I’m bad at hiking. I’ve discovered this over time and people who love me have helped me come to terms with it. There’s been an intervention and it’s time that I confess. It’s not that I can’t hike, I’m reasonably fit and can keep up. I don’t have a sore knee or irrational fear of squirrels. No, I’m bad at hiking because I spend most of my time looking down rather than looking at the unfolding scenery around me. While everyone is following the line of a bird flitting through the trees or enjoying the bob of glacier water as it lifts up and over a river rock, I’m staring at the ground. While my wife takes in the moment to wait for my daughters to poke at a dead log, I’m eager for what’s next.
I’m Preston, and I’m impatient and oblivious to the beauty unfolding before me.
The trouble with my hiking woes is that I’m not looking for enjoyment in the right places. I’m looking down when I should be looking out. I’m thinking about what’s for lunch rather than experiencing the moment. I have it upside down. While I would tell you I love hiking and living in the moment, my actions show that I have a lot to learn because I often don’t know how to experience the goodness that is right before me.
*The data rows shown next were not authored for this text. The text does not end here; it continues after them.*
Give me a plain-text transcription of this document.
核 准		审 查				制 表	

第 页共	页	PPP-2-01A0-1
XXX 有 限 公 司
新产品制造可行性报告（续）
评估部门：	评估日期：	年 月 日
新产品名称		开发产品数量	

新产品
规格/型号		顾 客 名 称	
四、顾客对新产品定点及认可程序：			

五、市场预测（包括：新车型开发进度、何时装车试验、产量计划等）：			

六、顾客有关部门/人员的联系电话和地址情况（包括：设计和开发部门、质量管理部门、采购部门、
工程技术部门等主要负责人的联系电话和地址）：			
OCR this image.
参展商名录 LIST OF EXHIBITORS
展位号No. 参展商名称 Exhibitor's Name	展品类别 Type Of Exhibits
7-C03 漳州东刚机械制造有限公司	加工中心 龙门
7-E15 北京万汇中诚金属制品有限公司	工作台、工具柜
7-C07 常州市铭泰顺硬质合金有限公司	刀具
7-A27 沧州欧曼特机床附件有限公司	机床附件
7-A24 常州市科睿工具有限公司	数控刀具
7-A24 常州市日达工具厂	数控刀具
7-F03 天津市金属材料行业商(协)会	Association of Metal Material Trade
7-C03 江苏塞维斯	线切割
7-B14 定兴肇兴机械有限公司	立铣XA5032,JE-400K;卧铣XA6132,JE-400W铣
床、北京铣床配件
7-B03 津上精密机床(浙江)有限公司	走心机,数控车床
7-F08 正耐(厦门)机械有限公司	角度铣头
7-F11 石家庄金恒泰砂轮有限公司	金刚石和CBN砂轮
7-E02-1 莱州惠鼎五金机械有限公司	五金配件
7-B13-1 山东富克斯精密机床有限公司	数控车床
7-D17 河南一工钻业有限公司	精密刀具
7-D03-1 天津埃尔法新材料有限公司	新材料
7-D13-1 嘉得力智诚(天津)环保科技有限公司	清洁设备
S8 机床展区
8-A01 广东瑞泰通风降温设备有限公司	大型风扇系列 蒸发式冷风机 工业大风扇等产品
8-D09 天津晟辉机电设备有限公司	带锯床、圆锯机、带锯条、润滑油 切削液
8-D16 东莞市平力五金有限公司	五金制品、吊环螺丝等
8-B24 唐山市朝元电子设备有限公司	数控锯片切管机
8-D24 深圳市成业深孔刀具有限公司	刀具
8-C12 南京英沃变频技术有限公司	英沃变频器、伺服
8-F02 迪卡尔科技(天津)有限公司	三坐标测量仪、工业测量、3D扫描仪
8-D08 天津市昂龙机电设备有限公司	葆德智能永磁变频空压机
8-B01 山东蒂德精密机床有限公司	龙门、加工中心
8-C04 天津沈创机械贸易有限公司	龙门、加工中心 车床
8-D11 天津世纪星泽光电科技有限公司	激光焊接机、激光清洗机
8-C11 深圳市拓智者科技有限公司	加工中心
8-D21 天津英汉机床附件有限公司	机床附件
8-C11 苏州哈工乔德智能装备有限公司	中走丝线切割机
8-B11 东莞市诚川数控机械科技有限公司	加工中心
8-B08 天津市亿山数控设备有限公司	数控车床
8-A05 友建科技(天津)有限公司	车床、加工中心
Most people would likewise say that they are loving people, or at least that they aspire to love everyone. We may believe we include people that are different. We shake our heads at stories of hatred and our Facebook pages might be full of loving quotes and inspiring videos.
Yet sometimes our values find a spotlight in our words, and languish in our actions. We may be abstract in our love, and general in our ambition. We say we love our neighbours in the same way I love hiking, but when we actually run into our neighbours, we find ourselves staring at our feet.
I’ve learned that for all my talk of loving others, I have to confess that I often don’t. Some people are strange to me and a few rub me the wrong way. In fact, my aspirational love is tested daily in the real world of chance encounters. That’s why abstract love finds its corrective in the actual places where we live – in real life. Our inspirational values make sense only when we open our homes and our kitchen tables to others. Strangers become knowable and even lovable after a shared meal. We cannot love our neighbours from afar, rather we love them in close proximity.
Neighbourism is about getting specific with our values. If we say we love our neighbours, then we actually get to the work of showing them. At first we may have to confess that we’re not good at it, but we don’t slump down on the nearest stump and call the whole effort a waste. Instead we remind ourselves that loving our neighbours is a profoundly beautiful way to orient our lives and we learn to look up and out, to live in the moment, and to turn our best words into attentive action.
I’m Preston, and I’m learning to love my neighbours.